今の主流である画一化された魔導書ではなく、オーダーメイドタイプの魔導書を作るスタイル。魔導書に使う素材の影響も大きいし、刻む呪文の設計にもセンスが必要だしで、廃れたのも無理はない気がしてきますが。

魔導書工房を廃業した後に始めたパン屋では、その時に得た知識を基にしたパン作成用のスペルが今も使われて好評を博しているんだから、使い方次第な気もしますけど。

だからこそ、ティアセも工房を復活させるって決断できたんでしょうしね。

……魔法研究大好きな魔法バカだから、っていう一面がないとは言いませんが。

 

友人のエルネの協力を得て経営してる工房に、学生時代の同期でありティアセをライバル視もしている魔法系貴族家の令嬢リセが入りびたるようになって。

3人娘が姦しく工房経営していく話ですね。最初はパン屋の評判の方が強くて、なかなか依頼が持ち込まれず、ティアセも新作パン用の呪文作ったりしてましたけど。

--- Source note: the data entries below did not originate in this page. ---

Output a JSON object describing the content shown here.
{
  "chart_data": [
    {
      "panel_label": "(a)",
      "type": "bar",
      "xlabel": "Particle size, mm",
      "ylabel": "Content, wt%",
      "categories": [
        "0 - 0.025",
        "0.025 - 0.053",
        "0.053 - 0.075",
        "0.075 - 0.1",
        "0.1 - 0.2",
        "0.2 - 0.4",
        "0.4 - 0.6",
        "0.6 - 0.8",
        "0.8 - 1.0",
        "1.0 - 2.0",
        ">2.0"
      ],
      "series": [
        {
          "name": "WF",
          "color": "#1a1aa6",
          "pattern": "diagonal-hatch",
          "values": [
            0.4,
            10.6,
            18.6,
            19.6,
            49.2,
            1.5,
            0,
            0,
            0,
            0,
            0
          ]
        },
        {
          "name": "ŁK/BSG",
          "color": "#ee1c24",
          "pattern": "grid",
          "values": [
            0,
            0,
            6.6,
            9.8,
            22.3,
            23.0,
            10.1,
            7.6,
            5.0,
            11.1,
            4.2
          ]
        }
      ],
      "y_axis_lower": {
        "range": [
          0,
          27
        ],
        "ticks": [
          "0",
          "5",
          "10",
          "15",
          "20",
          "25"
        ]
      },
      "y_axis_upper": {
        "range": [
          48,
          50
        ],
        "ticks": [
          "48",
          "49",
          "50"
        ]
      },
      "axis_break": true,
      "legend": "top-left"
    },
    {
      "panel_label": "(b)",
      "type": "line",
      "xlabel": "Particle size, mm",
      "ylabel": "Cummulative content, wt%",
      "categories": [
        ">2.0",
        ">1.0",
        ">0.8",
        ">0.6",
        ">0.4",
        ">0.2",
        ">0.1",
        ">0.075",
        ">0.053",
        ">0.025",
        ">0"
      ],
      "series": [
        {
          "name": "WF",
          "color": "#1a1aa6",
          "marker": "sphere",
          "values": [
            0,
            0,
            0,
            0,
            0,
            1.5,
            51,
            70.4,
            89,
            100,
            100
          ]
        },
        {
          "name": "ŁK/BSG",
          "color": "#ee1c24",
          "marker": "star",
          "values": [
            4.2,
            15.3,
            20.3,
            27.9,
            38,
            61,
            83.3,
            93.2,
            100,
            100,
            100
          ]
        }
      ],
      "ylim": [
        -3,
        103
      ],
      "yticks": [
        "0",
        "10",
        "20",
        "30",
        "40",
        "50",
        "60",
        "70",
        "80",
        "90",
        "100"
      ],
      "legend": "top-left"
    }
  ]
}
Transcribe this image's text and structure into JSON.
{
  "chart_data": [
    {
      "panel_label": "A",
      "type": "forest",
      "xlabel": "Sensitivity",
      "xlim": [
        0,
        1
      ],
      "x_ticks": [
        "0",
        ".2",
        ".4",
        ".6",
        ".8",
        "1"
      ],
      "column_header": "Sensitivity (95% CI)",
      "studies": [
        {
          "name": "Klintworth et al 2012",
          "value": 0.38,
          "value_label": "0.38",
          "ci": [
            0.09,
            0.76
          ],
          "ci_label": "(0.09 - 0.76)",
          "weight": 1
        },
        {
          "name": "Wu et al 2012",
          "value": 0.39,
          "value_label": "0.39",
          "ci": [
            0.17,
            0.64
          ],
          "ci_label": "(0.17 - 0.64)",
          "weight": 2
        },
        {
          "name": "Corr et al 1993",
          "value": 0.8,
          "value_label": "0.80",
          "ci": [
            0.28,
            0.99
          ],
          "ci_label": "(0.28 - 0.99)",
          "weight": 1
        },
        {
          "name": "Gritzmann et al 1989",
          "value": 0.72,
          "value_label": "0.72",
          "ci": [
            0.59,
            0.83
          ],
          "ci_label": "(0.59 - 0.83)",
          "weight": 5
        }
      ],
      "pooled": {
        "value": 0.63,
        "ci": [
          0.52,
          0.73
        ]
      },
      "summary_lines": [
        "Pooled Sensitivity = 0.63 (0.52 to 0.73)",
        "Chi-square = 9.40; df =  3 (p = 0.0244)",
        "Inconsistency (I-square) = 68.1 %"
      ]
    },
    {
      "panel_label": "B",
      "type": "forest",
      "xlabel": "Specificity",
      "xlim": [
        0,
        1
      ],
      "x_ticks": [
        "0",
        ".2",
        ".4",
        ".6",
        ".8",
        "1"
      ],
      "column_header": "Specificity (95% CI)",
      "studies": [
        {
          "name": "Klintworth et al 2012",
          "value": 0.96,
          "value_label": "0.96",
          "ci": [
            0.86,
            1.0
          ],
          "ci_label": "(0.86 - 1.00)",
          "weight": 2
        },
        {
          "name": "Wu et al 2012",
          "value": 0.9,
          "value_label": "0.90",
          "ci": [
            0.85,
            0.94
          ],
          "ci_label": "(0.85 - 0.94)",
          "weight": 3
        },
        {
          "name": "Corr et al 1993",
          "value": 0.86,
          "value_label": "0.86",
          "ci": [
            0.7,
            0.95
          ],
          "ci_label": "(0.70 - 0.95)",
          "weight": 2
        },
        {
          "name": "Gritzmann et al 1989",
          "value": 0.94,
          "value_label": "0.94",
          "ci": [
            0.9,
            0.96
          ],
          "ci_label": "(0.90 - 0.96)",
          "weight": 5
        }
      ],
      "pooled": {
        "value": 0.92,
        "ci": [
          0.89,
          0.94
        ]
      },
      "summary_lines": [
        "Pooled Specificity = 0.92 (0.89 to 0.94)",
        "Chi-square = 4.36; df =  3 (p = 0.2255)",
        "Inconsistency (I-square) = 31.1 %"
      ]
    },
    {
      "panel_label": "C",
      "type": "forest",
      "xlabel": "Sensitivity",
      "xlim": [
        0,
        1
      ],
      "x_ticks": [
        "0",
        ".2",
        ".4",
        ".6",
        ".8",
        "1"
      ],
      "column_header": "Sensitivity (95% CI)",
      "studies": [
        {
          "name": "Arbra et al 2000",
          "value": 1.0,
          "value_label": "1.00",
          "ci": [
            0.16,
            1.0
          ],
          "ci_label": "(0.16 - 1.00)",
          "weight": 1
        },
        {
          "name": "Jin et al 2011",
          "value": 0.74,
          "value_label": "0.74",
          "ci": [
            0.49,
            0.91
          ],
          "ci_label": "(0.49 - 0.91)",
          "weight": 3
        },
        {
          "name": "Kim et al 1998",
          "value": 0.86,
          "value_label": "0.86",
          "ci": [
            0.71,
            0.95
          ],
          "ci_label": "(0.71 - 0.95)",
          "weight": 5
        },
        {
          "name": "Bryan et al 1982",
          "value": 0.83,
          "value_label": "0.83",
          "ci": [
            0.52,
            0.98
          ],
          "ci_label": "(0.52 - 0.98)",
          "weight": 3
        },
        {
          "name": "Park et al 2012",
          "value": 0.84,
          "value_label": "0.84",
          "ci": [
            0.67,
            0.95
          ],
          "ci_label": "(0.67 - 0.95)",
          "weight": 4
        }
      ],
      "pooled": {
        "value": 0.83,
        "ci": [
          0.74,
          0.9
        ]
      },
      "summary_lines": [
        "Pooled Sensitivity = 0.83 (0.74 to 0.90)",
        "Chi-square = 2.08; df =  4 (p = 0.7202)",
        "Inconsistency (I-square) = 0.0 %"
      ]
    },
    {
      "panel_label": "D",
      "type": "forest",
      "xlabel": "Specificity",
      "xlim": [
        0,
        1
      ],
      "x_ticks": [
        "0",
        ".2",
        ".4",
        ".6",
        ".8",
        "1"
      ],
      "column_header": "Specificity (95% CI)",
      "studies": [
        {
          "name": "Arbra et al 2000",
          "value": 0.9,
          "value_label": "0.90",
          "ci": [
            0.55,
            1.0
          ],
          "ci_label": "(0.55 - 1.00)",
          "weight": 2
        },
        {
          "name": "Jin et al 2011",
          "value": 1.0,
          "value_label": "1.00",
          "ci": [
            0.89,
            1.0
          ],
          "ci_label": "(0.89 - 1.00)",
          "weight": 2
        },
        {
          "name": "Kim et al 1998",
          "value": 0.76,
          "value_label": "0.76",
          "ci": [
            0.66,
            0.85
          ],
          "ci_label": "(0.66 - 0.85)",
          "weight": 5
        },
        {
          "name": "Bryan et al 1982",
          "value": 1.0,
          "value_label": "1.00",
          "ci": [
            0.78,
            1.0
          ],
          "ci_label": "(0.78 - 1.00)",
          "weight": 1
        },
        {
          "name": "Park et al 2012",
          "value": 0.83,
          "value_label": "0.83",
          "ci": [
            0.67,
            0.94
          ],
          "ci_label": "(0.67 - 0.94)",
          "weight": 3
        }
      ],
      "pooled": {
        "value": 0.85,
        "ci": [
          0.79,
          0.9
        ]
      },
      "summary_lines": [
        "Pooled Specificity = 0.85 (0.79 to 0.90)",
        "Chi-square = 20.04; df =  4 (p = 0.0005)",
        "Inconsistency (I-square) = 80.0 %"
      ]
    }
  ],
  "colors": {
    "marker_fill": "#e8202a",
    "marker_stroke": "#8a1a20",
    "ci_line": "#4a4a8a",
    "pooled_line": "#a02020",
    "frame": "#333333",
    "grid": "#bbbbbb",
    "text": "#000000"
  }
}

傭兵活動中の人物や、旧知の農家から依頼が持ち込まれて、ティアセ製の魔導書が人目に付くようになったので、今後に期待が出来そうではあります。

 

魔法でパンを焼いてるパン工房ペリアプトは、日に何度も焼き立てパンを提供できる人気店らしいですし、農家のザインが頼んだ耕耘と殺虫の魔導書はマジに家宝になるんじゃないかな……。

パン工房は魔法が使えないと後継者になれない問題を抱えたりしてるわけですけど、何代も続いてるわけですし。ザインは目につくぶん盗難の警戒をしなきゃならないのが大変そう。

 

リセ伝いではありますけど、貴族からの依頼まで来たわけですしね。……別の家からの妨害工作まで発生したりもしてましたが。

そこまで気にせず完成にこぎつけていたのはお見事。どちらかというと、エルネが感じていた負い目をティアセにどう伝えるかという部分が一番の山だったんじゃなかろうか。

でも3人が仲良く経営してる風景が楽しそうで、心が弾むのでオッケーです。